Mungkin saya akan ke Isfahan, kota yang disebut oleh ahli sejarah sebagai “separuh dunia”. Bayangkanlah bagaimana spesialnya sebuah kota yang setara dengan separuh dunia yang luas ini! Atau ke Masyhad, tempat Imam Ridha juga Harun Al-Rasyid dimakamkan, atau ke Hamadan, tempat Ibnu Sina, sang filsuf, dokter, ilmuwan, matematikawan, ahli perbintangan, sufi dan professor Islam dalam arti yang paling baik dari kata yang baru disemat-sematkan ke orang-orang yang dianggap cendekia secara akademik belakangan. Saya membayangkan menemui kembali observatorium Maragha, monumen kebangkitan kembali sains dan peradaban Islam setelah serangan Mongol. Dan lagi. Dan lagi. Ada terlalu banyak nama, ada terlalu banyak kota, ada terlalu banyak peristiwa penting berjejal di kepala. Meski tentu saja pengetahuan kami amat sedikit, tapi cahaya peradaban dari sini, terlalu terang untuk tak diketahui bahkan oleh penulis yang tinggal nun di ujung dunia Islam di tenggara anak benua India ini.
Begitulah. Anak lorong yang fakir ilmu tapi selalu haus kebijaksanaan mencoba mengingat-ngingat. Mencoba merefleksikan ulang ukiran-ukiran paku di atas buku yang disebut tablet dua ribu lima ratus tahun lalu melalui buku-buku arkeologi dan sejarah yang menafsirkannya.
***
Saat pesawat yang mengangkut saya terbang ke angkasa menuju Anak benua India, di ibukota ekonomi India, Mumbai, daratan menjadi kecil. Kota-kota, kampung halaman, lautan rasanya hanya seperti titik pijak untuk pergi mengangkasa. Kawan, perjalanan kecil ini saya harapkan memberi berkah.

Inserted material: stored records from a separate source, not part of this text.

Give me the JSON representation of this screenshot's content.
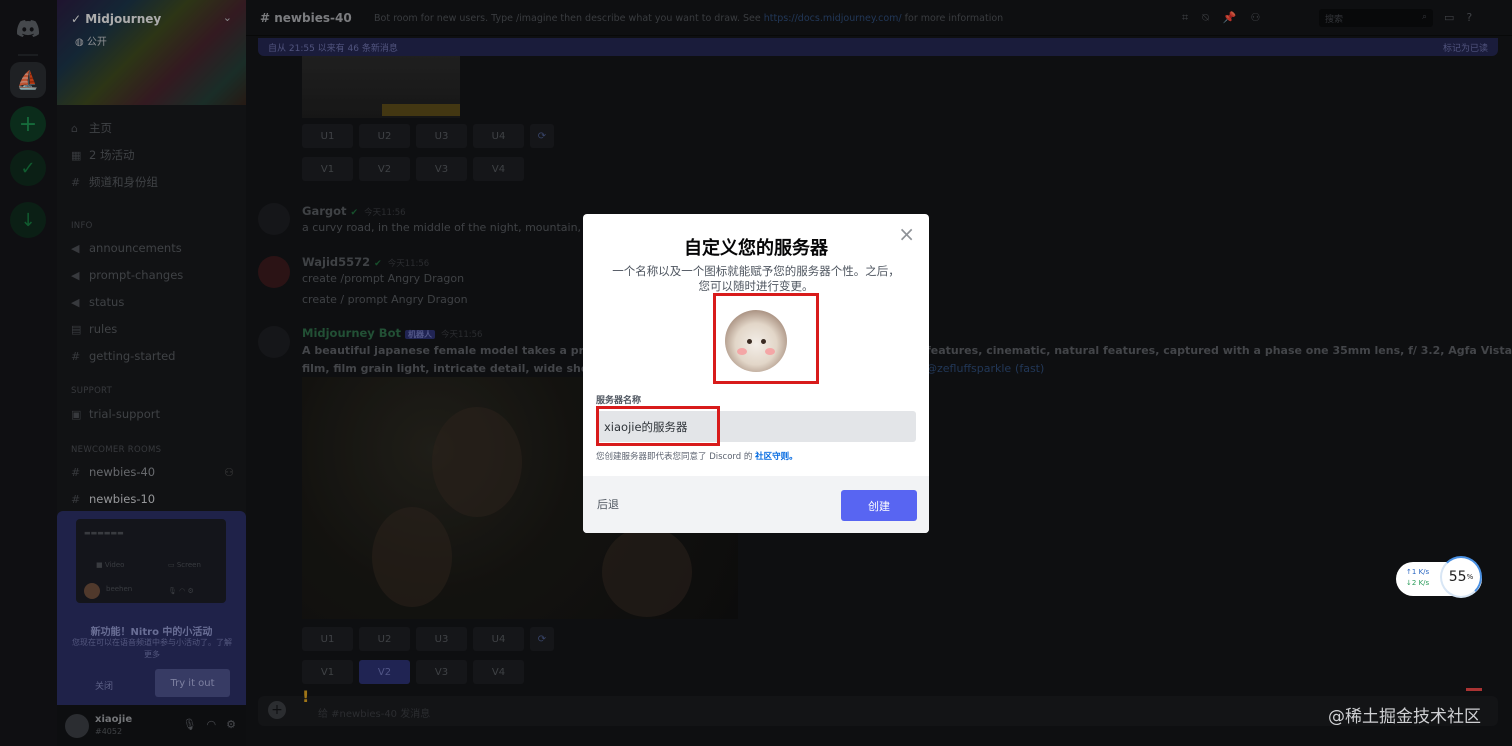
{
  "rail": {
    "icons": [
      "discord-logo",
      "midjourney-server",
      "add-server",
      "explore",
      "download"
    ],
    "add_symbol": "+"
  },
  "sidebar": {
    "server_name": "Midjourney",
    "public_label": "公开",
    "top_items": [
      {
        "icon": "home-icon",
        "label": "主页"
      },
      {
        "icon": "calendar-icon",
        "label": "2 场活动"
      },
      {
        "icon": "channels-icon",
        "label": "频道和身份组"
      }
    ],
    "categories": [
      {
        "title": "INFO",
        "channels": [
          "announcements",
          "prompt-changes",
          "status",
          "rules",
          "getting-started"
        ]
      },
      {
        "title": "SUPPORT",
        "channels": [
          "trial-support"
        ]
      },
      {
        "title": "NEWCOMER ROOMS",
        "channels": [
          "newbies-40",
          "newbies-10"
        ]
      }
    ],
    "nitro": {
      "title": "新功能！Nitro 中的小活动",
      "desc": "您现在可以在语音频道中参与小活动了。了解更多",
      "close_label": "关闭",
      "try_label": "Try it out",
      "preview_name": "beehen",
      "preview_video": "Video",
      "preview_screen": "Screen"
    },
    "user": {
      "name": "xiaojie",
      "tag": "#4052"
    }
  },
  "main": {
    "channel": "newbies-40",
    "topic": "Bot room for new users. Type /imagine then describe what you want to draw. See",
    "topic_link": "https://docs.midjourney.com/",
    "topic_tail": "for more information",
    "search_placeholder": "搜索",
    "newbar_left": "自从 21:55 以来有 46 条新消息",
    "newbar_right": "标记为已读",
    "upscale_row": [
      "U1",
      "U2",
      "U3",
      "U4"
    ],
    "variation_row": [
      "V1",
      "V2",
      "V3",
      "V4"
    ],
    "messages": [
      {
        "user": "Gargot",
        "time": "今天11:56",
        "text": "a curvy road, in the middle of the night, mountain, hi"
      },
      {
        "user": "Wajid5572",
        "time": "今天11:56",
        "text": "create /prompt Angry Dragon",
        "text2": "create / prompt Angry Dragon"
      },
      {
        "user": "Midjourney Bot",
        "badge": "机器人",
        "time": "今天11:56",
        "text": "A beautiful japanese female model takes a profes",
        "text_right": "features, cinematic, natural features, captured with a phase one 35mm lens, f/ 3.2, Agfa Vista",
        "text2": "film, film grain light, intricate detail, wide shot, ba",
        "mention": "@zefluffsparkle",
        "speed": "(fast)"
      }
    ],
    "input_placeholder": "给 #newbies-40 发消息"
  },
  "modal": {
    "title": "自定义您的服务器",
    "description": "一个名称以及一个图标就能赋予您的服务器个性。之后，您可以随时进行变更。",
    "field_label": "服务器名称",
    "field_value": "xiaojie的服务器",
    "tos_prefix": "您创建服务器即代表您同意了 Discord 的",
    "tos_link": "社区守则。",
    "back_label": "后退",
    "create_label": "创建",
    "close_symbol": "×"
  },
  "speed_widget": {
    "up_value": "1",
    "down_value": "2",
    "unit": "K/s",
    "percent": "55",
    "percent_sign": "%"
  },
  "watermark": "@稀土掘金技术社区",
  "colors": {
    "accent": "#5865f2",
    "highlight": "#d81b1b",
    "link": "#0068e0"
  }
}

Menambah khazanah, terutama bagi saya, al-fakir, agar hidup tidak melulu menjadi hitungan benda-benda. Kita butuh benda-benda sebagai asupan itu semua untuk mengarungi hidup. Tapi itu sungguh tak cukup. Kita membutuhkan kisah. Nyawa di belakang peristiwa dan benda-benda, dan orang orang, dan apapun itu. Dunia manusia diberi makna karena itu. Tanpa kisah, yang karenanya akal budi dihaluskan, tindakan dihitung baik, keinginan-keinginan diberi batasan, rasanya dunia menjadi gelap. Dan, kawan, kisah-kisah itu akan lebih mengalir dan hidup dari perjalanan-perjalanan dan pengalaman.

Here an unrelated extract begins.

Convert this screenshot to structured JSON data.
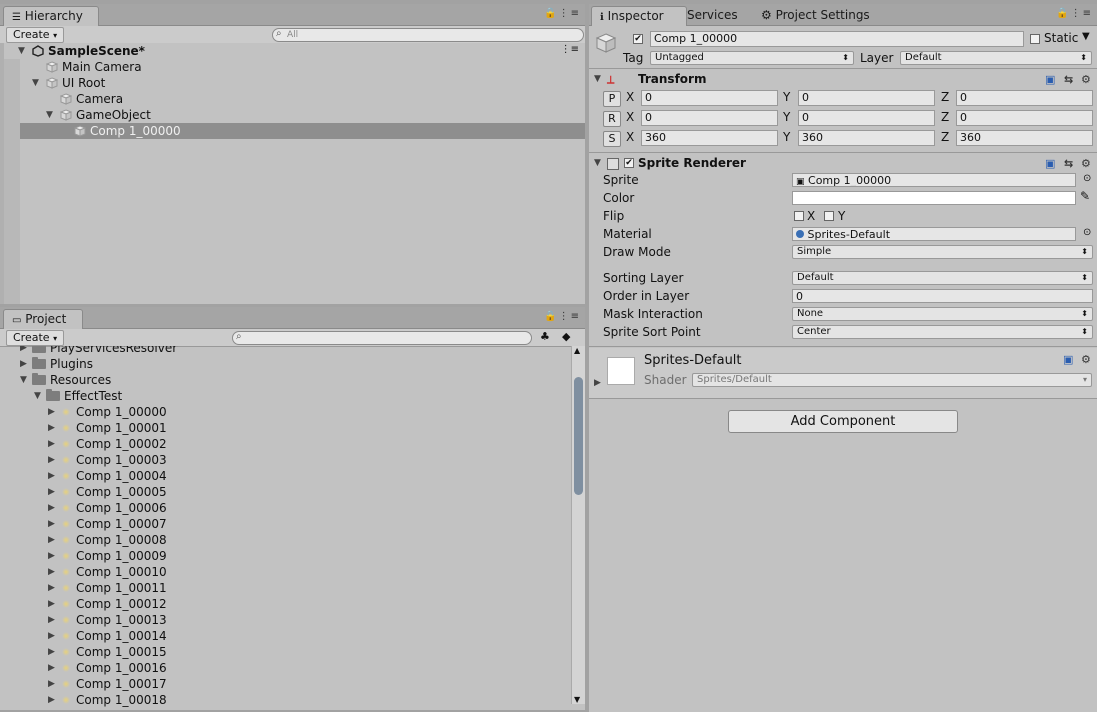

Karena itulah perjalanan ini, dari Rawa Bokor hingga ke Teheran dan balik lagi ke kampung halaman, saya tempuh. Semoga ada ibrah datang setelahnya. Semoga tumbuh kebijaksanaan dan kasih sayang yang sungguh dibutuhkan bagi dunia yang kalut dan amburadul yang kita hidupi saat ini. Semoga, seperti juga Rumi sang sufi, berjalan dari Balk ke Naisabur, ke Damaskus atau ke Konya dan merasakan getaran batin yang melahirkan karya-karya liris, perjalanan ini juga demikian. Menggetarkan. Menggerakkan. Seperti Ernesto di Amerika Latin yang berkeliling dan berupaya memahami realitas. Dan dari situ, letupan Kuba menjadi lebih besar.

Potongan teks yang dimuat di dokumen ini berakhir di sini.